Erdal Küçükşehir

Erdal Küçükşehir

Kur mu Faiz mi?

Bu yazımda Merkez Bankası Başkanı Sayın Naci Ağbal’ın görevden alınması ve yerine Sayın Şahap Kavcıoğlu’nun görevlendirilmesi ile sonuçlanan süreci ve sonrasında geçen 2 ayın kısa analizini yapmaya, bu süre zarfında zaten pandemi nedeniyle iyice örselenmiş olan piyasaların ve reel sektör oyuncularının yaşananları nasıl algıladığına bakmaya çalışacağız;

Beklentilerin aksine Merkez Banka’mız Mart ayı toplantısında politika faizlerini 2 puan birden artırdı. Bu artırım piyasa beklentilerinin üzerinde olsa dahi enflasyon beklentileri ile uyumlu olarak gerçekleştirilmiş, böylece en azından kur cephesinde 7 ve 7’nin altı rakamları görmüştük. Bunu yüksek faizi cazip bulup gelen sıcak paraya borçlu olsak da kısa vadede döviz ihtiyacımız açısından kabullenmek durumunda kaldık.

Piyasada herkesin bildiği ama konuşmadığı eksi rezervler konusu bu süreçten sonraki dönemde zaten iktidarla muhalefet arasında tartışma konusu haline getirildi. Ocak - Mart döneminde Merkez Bankası Başkanı’nın söylemleri ve eylemleri arasındaki uyumu gören yabancılar 15 milyar dolardan fazla sıcak parayı tahvil bono piyasalarına getirdiler. Bu durum bize ne kazandırdı ne kaybettirdi görebilme fırsatımız olmadı. Çünkü Merkez Bankası Başkanı görevden alındı.

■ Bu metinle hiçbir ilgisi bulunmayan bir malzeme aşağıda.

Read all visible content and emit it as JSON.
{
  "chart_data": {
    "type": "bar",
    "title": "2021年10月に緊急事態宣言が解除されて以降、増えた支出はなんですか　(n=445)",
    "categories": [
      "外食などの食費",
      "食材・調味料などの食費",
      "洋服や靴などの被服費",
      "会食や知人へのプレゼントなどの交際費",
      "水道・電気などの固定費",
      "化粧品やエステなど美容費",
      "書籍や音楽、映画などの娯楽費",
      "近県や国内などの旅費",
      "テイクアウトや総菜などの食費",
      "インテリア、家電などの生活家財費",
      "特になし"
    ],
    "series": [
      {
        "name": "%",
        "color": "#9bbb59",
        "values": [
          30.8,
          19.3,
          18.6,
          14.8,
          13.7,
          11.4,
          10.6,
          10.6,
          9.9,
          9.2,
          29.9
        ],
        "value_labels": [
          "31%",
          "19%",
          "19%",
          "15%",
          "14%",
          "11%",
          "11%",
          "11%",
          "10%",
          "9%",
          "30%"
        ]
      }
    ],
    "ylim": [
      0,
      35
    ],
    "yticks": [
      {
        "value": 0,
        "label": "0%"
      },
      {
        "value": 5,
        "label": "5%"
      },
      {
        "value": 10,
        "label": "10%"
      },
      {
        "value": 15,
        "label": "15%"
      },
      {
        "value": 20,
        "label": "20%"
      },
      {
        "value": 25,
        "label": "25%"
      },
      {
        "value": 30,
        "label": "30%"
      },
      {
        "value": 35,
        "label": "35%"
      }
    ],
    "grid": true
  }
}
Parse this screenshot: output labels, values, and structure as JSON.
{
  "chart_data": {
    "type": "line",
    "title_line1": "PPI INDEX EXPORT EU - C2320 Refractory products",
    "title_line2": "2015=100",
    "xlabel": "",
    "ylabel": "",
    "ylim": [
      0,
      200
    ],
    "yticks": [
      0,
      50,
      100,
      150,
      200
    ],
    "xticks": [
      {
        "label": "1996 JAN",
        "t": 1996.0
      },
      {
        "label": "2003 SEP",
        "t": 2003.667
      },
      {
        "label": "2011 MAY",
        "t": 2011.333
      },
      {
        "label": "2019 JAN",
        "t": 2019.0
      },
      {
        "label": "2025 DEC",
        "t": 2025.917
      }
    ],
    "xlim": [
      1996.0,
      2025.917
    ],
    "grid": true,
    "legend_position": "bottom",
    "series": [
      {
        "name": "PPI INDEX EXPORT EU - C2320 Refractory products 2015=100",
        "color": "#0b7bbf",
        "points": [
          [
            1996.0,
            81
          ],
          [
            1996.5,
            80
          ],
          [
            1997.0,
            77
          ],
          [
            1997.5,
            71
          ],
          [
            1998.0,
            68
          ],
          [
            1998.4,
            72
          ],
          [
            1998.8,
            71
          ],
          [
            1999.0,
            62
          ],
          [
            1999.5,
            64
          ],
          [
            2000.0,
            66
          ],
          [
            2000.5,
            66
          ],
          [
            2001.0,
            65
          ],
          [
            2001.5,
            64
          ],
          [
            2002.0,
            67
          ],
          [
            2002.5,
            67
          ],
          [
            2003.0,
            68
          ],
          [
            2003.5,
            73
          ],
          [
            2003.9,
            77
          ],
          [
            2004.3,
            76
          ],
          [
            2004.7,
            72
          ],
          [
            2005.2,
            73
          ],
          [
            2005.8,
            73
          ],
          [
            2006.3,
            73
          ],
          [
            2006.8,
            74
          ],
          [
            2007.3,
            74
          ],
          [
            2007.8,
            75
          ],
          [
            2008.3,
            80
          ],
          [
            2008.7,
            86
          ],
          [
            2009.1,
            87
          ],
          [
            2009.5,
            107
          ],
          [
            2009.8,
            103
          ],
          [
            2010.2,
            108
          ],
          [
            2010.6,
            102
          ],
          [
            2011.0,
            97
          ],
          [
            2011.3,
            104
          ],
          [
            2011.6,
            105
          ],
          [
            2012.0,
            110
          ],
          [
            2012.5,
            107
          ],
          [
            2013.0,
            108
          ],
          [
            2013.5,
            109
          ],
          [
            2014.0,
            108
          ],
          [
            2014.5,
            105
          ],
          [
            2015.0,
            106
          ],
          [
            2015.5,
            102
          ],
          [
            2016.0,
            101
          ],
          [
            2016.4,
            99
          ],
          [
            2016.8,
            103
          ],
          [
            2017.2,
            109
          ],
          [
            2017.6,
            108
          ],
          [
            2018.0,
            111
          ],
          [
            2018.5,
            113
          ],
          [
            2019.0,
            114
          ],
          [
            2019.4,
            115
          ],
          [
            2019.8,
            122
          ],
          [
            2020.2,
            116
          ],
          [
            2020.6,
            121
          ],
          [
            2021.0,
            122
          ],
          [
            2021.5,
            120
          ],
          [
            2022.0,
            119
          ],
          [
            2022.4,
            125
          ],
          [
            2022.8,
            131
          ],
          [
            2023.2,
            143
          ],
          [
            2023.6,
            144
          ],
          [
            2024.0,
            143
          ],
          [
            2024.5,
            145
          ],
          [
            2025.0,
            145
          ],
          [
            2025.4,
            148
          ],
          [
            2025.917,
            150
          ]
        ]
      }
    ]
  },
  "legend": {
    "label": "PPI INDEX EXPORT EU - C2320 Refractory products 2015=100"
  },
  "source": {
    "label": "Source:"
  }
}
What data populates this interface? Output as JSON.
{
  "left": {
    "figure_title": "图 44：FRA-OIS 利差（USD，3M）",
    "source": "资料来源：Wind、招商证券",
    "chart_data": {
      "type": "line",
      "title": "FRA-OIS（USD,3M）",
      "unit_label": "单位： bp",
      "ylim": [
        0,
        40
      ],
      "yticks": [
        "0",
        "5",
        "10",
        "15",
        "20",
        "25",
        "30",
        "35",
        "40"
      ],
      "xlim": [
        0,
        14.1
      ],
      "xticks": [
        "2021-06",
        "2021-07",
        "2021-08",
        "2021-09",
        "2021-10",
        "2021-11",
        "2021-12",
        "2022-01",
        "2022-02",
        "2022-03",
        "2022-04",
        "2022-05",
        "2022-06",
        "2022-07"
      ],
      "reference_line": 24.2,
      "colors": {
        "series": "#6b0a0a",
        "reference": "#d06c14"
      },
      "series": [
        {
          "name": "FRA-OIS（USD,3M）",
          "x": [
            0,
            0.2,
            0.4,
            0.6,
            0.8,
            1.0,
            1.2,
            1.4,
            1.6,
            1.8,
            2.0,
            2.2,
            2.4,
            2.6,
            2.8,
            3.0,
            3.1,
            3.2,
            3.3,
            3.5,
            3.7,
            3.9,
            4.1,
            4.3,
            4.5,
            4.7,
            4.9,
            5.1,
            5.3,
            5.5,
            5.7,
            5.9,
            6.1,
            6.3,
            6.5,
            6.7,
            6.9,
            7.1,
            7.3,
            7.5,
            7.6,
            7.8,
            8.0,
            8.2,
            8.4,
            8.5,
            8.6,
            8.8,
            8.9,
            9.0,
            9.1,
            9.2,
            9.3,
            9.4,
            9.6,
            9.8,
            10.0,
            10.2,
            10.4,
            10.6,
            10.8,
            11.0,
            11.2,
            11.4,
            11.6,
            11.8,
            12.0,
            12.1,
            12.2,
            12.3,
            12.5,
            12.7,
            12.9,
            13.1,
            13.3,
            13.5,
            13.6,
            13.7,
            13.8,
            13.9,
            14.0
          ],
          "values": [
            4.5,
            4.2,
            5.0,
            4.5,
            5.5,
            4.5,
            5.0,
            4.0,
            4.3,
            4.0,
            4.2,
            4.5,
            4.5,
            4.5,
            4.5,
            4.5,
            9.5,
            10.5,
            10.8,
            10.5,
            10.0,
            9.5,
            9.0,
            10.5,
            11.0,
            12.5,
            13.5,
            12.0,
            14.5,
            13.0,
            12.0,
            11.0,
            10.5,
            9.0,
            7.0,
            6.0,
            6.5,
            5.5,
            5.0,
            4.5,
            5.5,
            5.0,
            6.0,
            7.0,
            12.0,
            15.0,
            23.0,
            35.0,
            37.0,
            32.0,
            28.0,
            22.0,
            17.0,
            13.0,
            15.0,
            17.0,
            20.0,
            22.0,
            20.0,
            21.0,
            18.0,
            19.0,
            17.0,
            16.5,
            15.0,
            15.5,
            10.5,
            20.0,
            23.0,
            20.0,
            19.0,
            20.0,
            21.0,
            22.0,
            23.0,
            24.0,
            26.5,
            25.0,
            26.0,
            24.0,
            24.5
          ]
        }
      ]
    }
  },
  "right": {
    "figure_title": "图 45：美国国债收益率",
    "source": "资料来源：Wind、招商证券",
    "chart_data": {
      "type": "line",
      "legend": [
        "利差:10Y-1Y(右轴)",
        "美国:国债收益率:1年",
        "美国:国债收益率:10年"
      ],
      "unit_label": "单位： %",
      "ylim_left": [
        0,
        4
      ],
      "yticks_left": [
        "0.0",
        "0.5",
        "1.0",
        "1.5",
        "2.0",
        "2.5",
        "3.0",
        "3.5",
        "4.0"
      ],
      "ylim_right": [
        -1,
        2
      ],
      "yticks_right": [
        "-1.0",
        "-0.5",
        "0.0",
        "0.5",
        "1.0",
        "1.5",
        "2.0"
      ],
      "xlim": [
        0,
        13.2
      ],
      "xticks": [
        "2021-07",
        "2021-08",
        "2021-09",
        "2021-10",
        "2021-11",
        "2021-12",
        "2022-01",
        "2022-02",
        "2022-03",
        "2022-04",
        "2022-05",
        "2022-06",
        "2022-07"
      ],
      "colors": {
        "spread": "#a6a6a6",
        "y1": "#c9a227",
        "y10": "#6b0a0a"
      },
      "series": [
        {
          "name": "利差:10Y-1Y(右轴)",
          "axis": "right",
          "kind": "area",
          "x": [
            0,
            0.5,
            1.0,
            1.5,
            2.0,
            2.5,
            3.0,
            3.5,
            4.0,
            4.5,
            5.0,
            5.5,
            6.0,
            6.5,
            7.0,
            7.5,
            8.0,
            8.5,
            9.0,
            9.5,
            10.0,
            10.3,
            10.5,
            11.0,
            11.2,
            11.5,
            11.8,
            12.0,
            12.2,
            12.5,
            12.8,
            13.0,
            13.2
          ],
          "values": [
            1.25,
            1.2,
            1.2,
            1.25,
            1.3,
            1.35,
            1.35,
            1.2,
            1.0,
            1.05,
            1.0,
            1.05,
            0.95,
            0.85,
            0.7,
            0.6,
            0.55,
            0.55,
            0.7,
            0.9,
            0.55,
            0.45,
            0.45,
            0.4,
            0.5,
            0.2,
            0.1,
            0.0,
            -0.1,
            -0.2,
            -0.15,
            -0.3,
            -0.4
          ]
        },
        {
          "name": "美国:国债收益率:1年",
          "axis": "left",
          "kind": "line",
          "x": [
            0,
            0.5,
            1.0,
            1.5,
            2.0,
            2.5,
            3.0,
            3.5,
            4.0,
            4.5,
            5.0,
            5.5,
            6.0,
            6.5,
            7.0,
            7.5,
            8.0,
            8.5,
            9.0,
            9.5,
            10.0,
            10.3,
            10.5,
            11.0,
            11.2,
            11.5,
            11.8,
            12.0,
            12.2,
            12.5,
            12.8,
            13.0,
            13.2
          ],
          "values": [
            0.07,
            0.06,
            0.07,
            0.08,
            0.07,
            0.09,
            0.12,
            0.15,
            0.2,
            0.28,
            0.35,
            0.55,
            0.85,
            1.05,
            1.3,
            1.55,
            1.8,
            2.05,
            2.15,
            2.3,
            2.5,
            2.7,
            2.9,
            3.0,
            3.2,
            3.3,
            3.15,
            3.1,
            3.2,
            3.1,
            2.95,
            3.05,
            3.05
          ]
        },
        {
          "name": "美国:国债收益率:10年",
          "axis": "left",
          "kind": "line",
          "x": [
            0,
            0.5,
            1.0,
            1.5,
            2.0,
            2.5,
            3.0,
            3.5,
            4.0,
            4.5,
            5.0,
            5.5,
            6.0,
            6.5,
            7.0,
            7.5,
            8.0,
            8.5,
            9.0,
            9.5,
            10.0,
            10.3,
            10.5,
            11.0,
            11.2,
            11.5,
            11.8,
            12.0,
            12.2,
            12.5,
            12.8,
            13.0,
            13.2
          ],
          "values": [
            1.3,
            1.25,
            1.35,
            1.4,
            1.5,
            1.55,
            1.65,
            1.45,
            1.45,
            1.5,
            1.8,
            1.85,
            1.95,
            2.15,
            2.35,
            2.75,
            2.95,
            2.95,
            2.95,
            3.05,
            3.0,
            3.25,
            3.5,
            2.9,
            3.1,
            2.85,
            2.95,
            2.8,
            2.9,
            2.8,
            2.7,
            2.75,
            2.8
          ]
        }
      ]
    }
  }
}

Görevden alma sonrasında 4 ayda zar zor tesis ettiğimiz güven mekanizması yok oldu. Görevden alınan başkanın yerine atanan yeni başkanın faize serbest piyasalara enflasyona olan bakışını köşe yazılarından takip eden piyasalar yeni başkandan kendi iddiasını yerine getirmesini bekledi ve faizin ineceği beklentisini satın almaya başladı. Kur cephesinde birkaç aylık kazanımlar birkaç günde kaybedilince yeni başkan faizleri indirmeyeceğine dair birçok açıklama yapmak durumunda kaldı.

faiz_kur.jpg

Aradan 2 ay geçti faizler düşmediği gibi kurlarda çıktı ve sonuç itibarı ile yüksek faiz yüksek kur ve büyük ihtimalle yüksek enflasyon sorunumuz oldu. Bazen soranlar oluyor kur mu faiz mi diye? Belki anlamamakta ısrar etmemizin sonuçlarını ödemekteyiz. Çünkü bu soru anlamsız. Kuru serbest bırakırsanız bizim üretim modelimizde bunun enflasyonu etkilemesi kaçınılmaz ve hemen arkasından faizleri yükseltmek zorunda kalıyorsunuz. Kuru baskılamak için faizi artırırsanız ekonomi duruyor bu sefer enflasyonda iyileşme sağlıyorsunuz ama büyüme istihdam işsizlik gibi bambaşka sorunlar ortaya çıkıyor. Faizi düşürme yöntemini de geçmişte birkaç kez denedik fakat bu yöntem ülkeye ne yatırım ne istihdam getirmedi. Kısa vadede günü kurtarırken orta vadede cari açığa sebep olarak sorunların tekrar başa dönmesine sebep oldu.

Önümüzdeki döneme baktığımızda piyasa en azından Haziran ayında faizlerde bir düşüş beklentisinde. Ancak enflasyon ne olur orası muamma? Çünkü yıllardır sadece bizim sorunumuz olan enflasyon artık küresel manada bir sorun haline dönüşme sürecine girdi. Pandemi sürecinde öyle çok para basıldı ve dağıtıldı ki bu para bolluğu emtiada, gıdada, lojistikte, enerjide ve diğer birçok alanda fiyat artışlarına sebep oluyor. En basit olarak kendi çalıştığım sektörde hammadde fiyatları dolar bazında 2020 Nisan ayına göre % 110 artmış durumda. Yanlış okumuyorsunuz geçen sene 1 birimken şu an 2.1 birim.

Birçok defa yazdım çizdim. Ülkemizin bu faiz kur enflasyon çelişkisinden kurtulabilmesi üretim gücüne ve kurumlarına olan güvene bağlı. Bu temel çıpaların dışında izlenen kısa vadeli politikaların temel ekonomik göstergelerimize hiçbir katkısı olmamaktadır.